Converged Close-Coupling R-Matrix calculations of Photoionization of Fe XVII in Astrophysical Plasmas: from Convergence to Completeness

TL;DR

This study combines R-Matrix and Distorted Wave methods to improve photoionization cross section calculations for Fe XVII, addressing resonance structures and background contributions to astrophysical plasma opacity.

Contribution

It introduces a comprehensive approach that merges R-Matrix and Distorted Wave calculations to enhance the completeness and accuracy of photoionization data for Fe XVII.

Findings

Good agreement between RDW and BPRM for background cross sections.

Top-up contribution increases opacity estimates by approximately 20%.

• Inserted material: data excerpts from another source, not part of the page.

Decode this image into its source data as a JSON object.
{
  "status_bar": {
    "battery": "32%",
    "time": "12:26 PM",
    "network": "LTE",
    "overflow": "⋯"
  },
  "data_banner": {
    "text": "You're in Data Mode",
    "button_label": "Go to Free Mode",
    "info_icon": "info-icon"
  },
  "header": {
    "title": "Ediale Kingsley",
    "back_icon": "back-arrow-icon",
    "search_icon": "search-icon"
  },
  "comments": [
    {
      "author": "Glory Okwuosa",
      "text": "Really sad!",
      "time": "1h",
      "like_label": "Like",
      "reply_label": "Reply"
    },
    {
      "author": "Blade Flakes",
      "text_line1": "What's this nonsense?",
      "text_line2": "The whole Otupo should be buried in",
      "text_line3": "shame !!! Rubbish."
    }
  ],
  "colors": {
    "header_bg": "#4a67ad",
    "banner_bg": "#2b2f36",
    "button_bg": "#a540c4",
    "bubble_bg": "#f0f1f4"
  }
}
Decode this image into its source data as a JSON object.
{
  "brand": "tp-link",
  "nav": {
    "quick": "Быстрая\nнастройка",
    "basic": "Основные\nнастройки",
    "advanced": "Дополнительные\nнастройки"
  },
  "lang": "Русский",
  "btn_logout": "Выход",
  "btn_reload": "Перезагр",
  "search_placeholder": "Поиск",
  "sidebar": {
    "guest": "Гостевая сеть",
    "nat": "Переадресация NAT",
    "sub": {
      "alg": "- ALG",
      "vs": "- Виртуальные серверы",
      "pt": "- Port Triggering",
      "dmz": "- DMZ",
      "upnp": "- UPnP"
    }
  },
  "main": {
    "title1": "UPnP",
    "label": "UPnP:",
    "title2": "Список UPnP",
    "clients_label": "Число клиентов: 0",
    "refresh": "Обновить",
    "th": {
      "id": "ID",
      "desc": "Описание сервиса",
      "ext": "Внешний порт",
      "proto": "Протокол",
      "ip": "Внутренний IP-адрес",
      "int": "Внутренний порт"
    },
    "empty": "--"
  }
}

Overall enhancement of Rosseland Mean Opacity by about 55% over previous models.

Abstract

Extensive resonance structures are manifest in R-Matrix (RM) calculations. However, there exist a large number of highly excited electronic configurations that may contribute to background non-resonant bound-free opacity in high-temperature plasmas. Since RM calculations are very complex, and not essential for background contributions, the Relativistic Distorted Wave (RDW) method is utilized to complement ("top-up") photoionization cross sections of Fe XVII obtained using Close-Coupling Breit-Pauli R-Matrix (CC-BPRM) method. There is good agreement between RDW and BPRM for background cross sections where resonances are not present, and individual fine structure levels can be correctly matched spectroscopically, though resonances are neglected in the RDW. To ensure completeness, a high energy range up to 500 Ry above the ionization threshold for each level is considered. Interestingly, the hydrogenic Kramer's approximation also shows the same energy behavior as the RDW. Grouping separately, the BPRM configurations consist of 454 bound levels with resonances corresponding to configurations $1s^22s^22p^4nln'l'$ (n $\leq$ 3, n' $\leq$ 10); including RDW configurations there are 51,558 levels in total. The topup contribution results in $\sim$20\% increment, in addition to the 35\% enhancement from BPRM calculations over the Opacity Project value for the Rosseland Mean Opacity at the Z-temperature of 2.11 $\times 10^6$K (Pradhan and Nahar 2017).